In this study we established the role of sodium channel β1 subunit in modulating the effects of a physiologically relevant concentration of lacosamide on the biophysical properties of the brain sodium channel, NaV1.2. We also tested the functional effects C121W, a mutation in the β1 subunit which causes GEFS+ phenotype (Wallace et al., 1998), on the ability of lacosamide to inhibit sodium currents.

Similar to previous observations of Errington et al. (2008) and Sheets et al. (2008), we found that lacosamide caused no significant changes in the voltage dependence of NaV1.2 activation or kinetics of fast inactivation with either the WT-β1 or C121W-β1 subunits. Also there were no measurable differences in activation between the WT and the mutant C121W-β1 subunits. This result is consistent with findings of Qin et al. (2003) and Egri et al. (2012), who reported no effect on activation upon co-expression of the β1 subunit.

Lacosamide is postulated to be a slow inactivation-selective drug (Errington et al., 2008; Sheets et al., 2008) that does not affect fast inactivation mechanism but exerts its inhibitory effects on the time scale of seconds, far slower than that for many other “classic” anticonvulsants such as phenytoin, carbamazepine, and lamotrigine (Ragsdale et al., 1996; Ragsdale and Avoli, 1998). Thus, Errington et al. (2008) showed an insignificant shift in the steady-state fast inactivation curve with 100 μM lacosamide on N1E-115 neuroblastoma cells. Similarly, lacosamide had no significant effect on the steady-state fast inactivation profile in NaV1.7 or NaV1.3 (Sheets et al., 2008) expressed in HEK293 cells in the absence of β1 subunits.

The results of our study generally corroborate the notion of lacosamide's specific interaction with the slow inactivation. However, in the presence of the WT-β1 subunit we observed that even relatively short conditioning pulses (500 ms) are sufficient to cause a measurable effect of 100 μM lacosamide on the voltage dependent availability of the channels (Figure 2A). These findings are qualitatively similar to those of Uebachs et al. (2010) who described the importance of the β1 subunit in delimiting the sensitivity of NaV1.2 to another anticonvulsant, carbamazepine.

Co-expression of the WT-β1 subunit induces multiple effects on the kinetics of sodium channels, including accelerating fast inactivation and recovery, stabilizing steady-state fast inactivation (Tammaro et al., 2002; Aman et al., 2009; Webb et al., 2009; Egri et al., 2012), and increasing the maximum probability of slow inactivation (Vilin et al., 1999; Egri et al., 2012).
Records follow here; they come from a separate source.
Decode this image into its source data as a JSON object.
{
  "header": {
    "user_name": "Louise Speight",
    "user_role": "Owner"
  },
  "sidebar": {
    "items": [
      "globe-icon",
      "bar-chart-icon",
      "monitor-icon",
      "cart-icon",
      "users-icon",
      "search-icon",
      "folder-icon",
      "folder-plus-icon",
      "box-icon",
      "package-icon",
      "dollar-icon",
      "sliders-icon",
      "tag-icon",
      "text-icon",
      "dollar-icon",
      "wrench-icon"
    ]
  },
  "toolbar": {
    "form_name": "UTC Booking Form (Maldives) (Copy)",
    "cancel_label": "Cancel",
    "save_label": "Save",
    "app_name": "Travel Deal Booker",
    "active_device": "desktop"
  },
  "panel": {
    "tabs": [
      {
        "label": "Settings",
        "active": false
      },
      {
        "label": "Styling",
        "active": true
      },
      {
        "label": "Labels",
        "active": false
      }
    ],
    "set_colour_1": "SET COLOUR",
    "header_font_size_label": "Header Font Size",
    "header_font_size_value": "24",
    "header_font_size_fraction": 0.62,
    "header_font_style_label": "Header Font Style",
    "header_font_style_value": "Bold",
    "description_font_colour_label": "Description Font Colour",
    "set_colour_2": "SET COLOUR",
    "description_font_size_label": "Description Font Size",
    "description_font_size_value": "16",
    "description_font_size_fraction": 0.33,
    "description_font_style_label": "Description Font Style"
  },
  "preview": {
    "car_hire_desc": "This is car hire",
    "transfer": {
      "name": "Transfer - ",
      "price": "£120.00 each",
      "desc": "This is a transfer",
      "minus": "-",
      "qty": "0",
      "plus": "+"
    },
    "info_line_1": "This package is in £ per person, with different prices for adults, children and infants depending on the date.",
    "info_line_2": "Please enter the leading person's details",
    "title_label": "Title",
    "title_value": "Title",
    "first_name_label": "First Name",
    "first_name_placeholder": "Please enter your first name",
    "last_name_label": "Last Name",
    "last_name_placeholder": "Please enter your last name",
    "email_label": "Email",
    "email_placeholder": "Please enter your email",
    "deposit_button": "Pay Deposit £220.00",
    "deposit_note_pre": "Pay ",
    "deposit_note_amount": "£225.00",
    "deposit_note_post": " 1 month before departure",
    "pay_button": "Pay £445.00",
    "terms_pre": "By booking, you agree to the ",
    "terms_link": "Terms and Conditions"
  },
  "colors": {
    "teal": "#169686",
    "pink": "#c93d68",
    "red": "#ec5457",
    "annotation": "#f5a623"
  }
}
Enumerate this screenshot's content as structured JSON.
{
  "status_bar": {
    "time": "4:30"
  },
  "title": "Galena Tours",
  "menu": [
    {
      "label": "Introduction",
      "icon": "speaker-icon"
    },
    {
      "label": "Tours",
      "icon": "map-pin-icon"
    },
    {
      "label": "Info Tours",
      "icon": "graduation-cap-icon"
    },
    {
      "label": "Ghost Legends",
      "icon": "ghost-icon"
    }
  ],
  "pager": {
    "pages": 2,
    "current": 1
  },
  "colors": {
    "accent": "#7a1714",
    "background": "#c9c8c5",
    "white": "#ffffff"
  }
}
Elevated temperature further accelerates the channel kinetics (Webb and Cannon, 2008; Thomas et al., 2009). As a result, at 34°C, channels enter inactivated states faster (Figure 2A vs. B, C vs. D) and, even with relatively short conditioning pulses, the effects of 100 μM lacosamide become statistically significant (Figure 2, Table 3). The trend seen in instantaneous availability curves is further supported by lacosamide slowing recovery after 500 ms conditioning depolarization at 34°C (Figure 3B).

Longer depolarization pulses favor accumulation of channels into the slow inactivated state and thus enhance the effects of 100 μM lacosamide (Figures 46). Also, the stabilization of steady-state slow inactivation by lacosamide is more pronounced at 34°C (Figure 5), suggesting that higher temperature also favors slow inactivation.

The C121W mutation is located in the Ig-like domain of the β1 subunit which is responsible for cell adhesion and aggregation, as well as α−β interactions resulting in modulation of the voltage dependence and kinetics in NaV channels (Patino and Isom, 2010). A putative structural consequence of this mutation is the disruption of the disulfide bond between residues 21 and 121. Functional implications include destabilization of fast and slow inactivation leading to temperature-dependent hyper-excitability of Nav1.2/C121W-β1 channels (Egri et al., 2012). In the present study we demonstrate that the inhibitory effects of 100 μM lacosamide are lost when NaV1.2 is associated with the mutant C121W-β1 subunit at both room temperature and 34°C.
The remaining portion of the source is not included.